L’autonomie de l’action ut singuli par rapport à celle de la société

Antoine DUMONT

Dans un arrêt du 7 mai 2025, la Cour de cassation affirme l’autonomie de l’action ut singuli : celle-ci n’est pas un droit d’action subsidiaire ouvert aux associés d’une société en cas de carence de celle-ci dans la défense de ses intérêts.

Source : Cass. Com., 7 mai 2025, 23-15.931, publié au bulletin

I – 

A la suite de différentes expertises ordonnées par le juge des référés, les associés d’une SARL forment assignation à l’encontre d’une ancienne gérante et d’une SCI dans laquelle cette dernière était associée.

Les associés en question se voient déclarer irrecevables par une cour d’appel en leur demande de condamnation fondée sur l’action ut singuli au motif que les associés ont agi pour le compte de la société en même temps que cette dernière et afin de solliciter l’indemnisation du même préjudice. La cour d’appel a en effet considéré que les associés ne justifiaient d’aucun intérêt à agir en réparation d’un préjudice déjà sollicité par la société victime.

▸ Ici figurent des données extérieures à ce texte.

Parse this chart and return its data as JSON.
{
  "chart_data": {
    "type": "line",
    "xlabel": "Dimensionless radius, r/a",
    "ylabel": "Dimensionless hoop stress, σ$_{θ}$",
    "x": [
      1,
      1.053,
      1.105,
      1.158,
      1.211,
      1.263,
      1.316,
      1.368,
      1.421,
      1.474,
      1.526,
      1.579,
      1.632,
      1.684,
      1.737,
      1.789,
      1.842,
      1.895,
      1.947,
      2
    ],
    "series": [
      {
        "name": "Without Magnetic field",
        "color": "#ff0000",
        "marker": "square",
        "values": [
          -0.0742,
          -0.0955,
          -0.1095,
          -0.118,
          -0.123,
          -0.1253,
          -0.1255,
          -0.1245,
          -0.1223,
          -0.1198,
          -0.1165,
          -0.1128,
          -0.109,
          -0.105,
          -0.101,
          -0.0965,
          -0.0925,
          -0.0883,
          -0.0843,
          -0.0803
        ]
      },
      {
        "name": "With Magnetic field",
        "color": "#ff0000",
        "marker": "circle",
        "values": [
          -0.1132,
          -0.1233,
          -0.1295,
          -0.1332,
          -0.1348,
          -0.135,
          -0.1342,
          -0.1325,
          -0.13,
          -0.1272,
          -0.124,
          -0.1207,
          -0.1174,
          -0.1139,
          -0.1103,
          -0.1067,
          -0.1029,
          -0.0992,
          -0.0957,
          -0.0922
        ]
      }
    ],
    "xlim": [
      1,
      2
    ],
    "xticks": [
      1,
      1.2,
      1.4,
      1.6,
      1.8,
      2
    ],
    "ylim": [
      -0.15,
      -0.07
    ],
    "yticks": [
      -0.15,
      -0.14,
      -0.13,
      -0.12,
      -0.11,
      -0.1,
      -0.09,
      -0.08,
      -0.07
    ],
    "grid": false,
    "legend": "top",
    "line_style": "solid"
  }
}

On rappellera que l’action ut singuli permet à l’associé d’une société d’agir pour le compte de la société en réparation du préjudice commis par les dirigeants. Concernant les SARL, l’action ut singuli est prévue à l’alinéa 3 de l’article L223-22 du Code de commerce :

« Outre l’action en réparation du préjudice subi personnellement, les associés peuvent, soit individuellement, soit en se groupant dans les conditions fixées par décret en Conseil d’Etat, intenter l’action sociale en responsabilité contre les gérants. Les demandeurs sont habilités à poursuivre la réparation de l’entier préjudice subi par la société à laquelle, le cas échéant, les dommages-intérêts sont alloués. »

En d’autres termes, la cour d’appel considérait que l’action ut singuli était subsidiaire et ouverte aux associés en cas de carence de la société pour agir dans la défense de ses intérêts. En l’espèce, la société avait également assigné.

La Cour de cassation ne suit pas le raisonnement de la cour d’appel et casse l’arrêt.

II –

Au visa de l’article du Code de commerce précité et de l’article 31 du Code de procédure civile, la Haute Cour fait de l’action ut singuli un droit propre à chaque associé d’une société : « les associés sont investis d’un droit propre d’agir en réparation du préjudice subi par la société, lequel n’est pas affecté par l’exercice concomitant de son action par la société. »

Le fait que la société elle-même agisse en réparation d’un préjudice qu’elle a subi n’est donc pas de nature à faire disparaitre le droit et l’intérêt à agir de chaque associé de défendre les intérêts de la société.

L’inaction de la société ne subordonne donc pas l’action ut singuli et n’est pas un prérequis, elle est un droit autonome de chaque associé.

Cette clarification va à l’encontre de la conception selon laquelle l’action ut singuli présentait un caractère subsidiaire[1] mais permettra d’accroître la protection des associés, ceux-ci n’étant pas à l’abri par exemple d’un mauvais exercice du droit d’action de la société.